Regardless of how it is justified, the two largest economic blocs in the world, with combined annual gross domestic product of more than $23 trillion, have both decided to invest in new energy sources and conservation. The EU plan includes investment of more than 900 billion euros ($1.17 trillion) into energy technology over the next 15 years. Meanwhile, in the United States, investment in new energy systems is increasing dramatically (though likely not at the rate it will in Europe). Ethanol-oriented companies soared on the U.S. stock market in 2006, but the real investing during the coming years will be into more revolutionary technologies. A handful of large multinationals and venture capital firms are leading this wave.

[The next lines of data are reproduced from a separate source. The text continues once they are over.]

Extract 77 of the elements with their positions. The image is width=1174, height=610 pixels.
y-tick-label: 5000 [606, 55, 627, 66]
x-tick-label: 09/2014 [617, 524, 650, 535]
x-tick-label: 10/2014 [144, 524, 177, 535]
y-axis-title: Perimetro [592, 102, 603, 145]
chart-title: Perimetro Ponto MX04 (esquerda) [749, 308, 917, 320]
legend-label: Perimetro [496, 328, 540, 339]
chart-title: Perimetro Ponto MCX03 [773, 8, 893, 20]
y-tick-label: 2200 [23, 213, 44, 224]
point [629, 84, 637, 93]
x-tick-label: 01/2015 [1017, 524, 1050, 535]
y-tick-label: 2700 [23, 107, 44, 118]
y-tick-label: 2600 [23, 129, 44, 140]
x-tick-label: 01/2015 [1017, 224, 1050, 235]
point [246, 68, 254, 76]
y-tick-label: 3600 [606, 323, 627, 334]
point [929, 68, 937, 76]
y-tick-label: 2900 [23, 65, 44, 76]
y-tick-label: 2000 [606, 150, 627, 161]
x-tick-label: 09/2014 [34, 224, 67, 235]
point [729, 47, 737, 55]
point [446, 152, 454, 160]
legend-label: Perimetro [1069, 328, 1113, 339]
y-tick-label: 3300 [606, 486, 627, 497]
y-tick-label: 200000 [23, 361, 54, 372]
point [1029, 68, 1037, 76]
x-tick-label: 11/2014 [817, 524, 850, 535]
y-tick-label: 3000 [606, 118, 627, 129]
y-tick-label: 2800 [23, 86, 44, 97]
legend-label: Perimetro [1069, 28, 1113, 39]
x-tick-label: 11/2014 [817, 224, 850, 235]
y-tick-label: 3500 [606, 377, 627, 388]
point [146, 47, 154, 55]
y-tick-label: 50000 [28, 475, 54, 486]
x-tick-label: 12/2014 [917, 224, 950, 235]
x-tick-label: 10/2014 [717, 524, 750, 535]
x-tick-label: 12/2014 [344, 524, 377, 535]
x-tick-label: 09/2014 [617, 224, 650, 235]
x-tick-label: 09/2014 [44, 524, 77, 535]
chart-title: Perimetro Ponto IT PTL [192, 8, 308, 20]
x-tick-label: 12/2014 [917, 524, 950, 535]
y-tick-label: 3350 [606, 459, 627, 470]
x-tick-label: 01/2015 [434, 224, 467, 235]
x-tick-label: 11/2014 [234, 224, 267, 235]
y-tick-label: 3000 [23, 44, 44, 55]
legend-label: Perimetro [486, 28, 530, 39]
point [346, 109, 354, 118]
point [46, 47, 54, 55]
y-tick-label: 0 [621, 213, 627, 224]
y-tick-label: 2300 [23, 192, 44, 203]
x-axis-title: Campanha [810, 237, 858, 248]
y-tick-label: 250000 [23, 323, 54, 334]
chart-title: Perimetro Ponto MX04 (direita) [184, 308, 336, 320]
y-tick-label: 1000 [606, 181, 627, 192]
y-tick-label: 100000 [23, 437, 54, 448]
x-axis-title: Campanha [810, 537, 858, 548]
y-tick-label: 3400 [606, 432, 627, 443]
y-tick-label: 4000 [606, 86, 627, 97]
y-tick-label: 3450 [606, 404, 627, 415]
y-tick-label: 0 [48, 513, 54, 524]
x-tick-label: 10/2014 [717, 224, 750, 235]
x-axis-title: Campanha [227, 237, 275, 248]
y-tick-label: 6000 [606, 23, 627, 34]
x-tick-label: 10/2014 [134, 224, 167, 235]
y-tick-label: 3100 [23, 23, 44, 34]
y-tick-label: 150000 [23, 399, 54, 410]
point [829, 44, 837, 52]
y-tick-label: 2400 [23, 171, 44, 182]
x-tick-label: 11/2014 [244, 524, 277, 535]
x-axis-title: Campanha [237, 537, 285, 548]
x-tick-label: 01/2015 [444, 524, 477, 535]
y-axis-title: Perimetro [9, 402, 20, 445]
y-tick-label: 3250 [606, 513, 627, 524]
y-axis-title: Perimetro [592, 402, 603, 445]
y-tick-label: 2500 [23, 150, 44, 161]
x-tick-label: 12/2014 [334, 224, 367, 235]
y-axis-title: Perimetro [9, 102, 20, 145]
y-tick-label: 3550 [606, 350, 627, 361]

It is impossible to predict technological breakthroughs, but the amount of money being invested in energy technology aimed at the generation, transfer and storage of energy, as well as improvements in the efficiency of appliances and vehicles, strongly suggests that technology will improve dramatically in the coming decade. The push for technological change from Europe will be the most intense -- for so long as it has not found an alternative system, the European Union will be under threat from Russia. Looking at Europe's predicament -- not to mention the 900 billion euros it plans to spend -- the United States, Japan, South Korea and other highly industrialized, technologically proficient countries will see the rewards available for major energy breakthroughs.

Europe cannot afford to care whether these new technologies are American, Korean or Chinese; it needs to find a way to escape from Russia's grasp. Based on its experience, one easy, predictable move for Europe is to continue to press for a significant, binding global climate change regime that would place the United States and other technology leaders in a similar (though significantly less dire) energy predicament, thereby dramatically increasing the interest of those governments in new, more efficient technologies.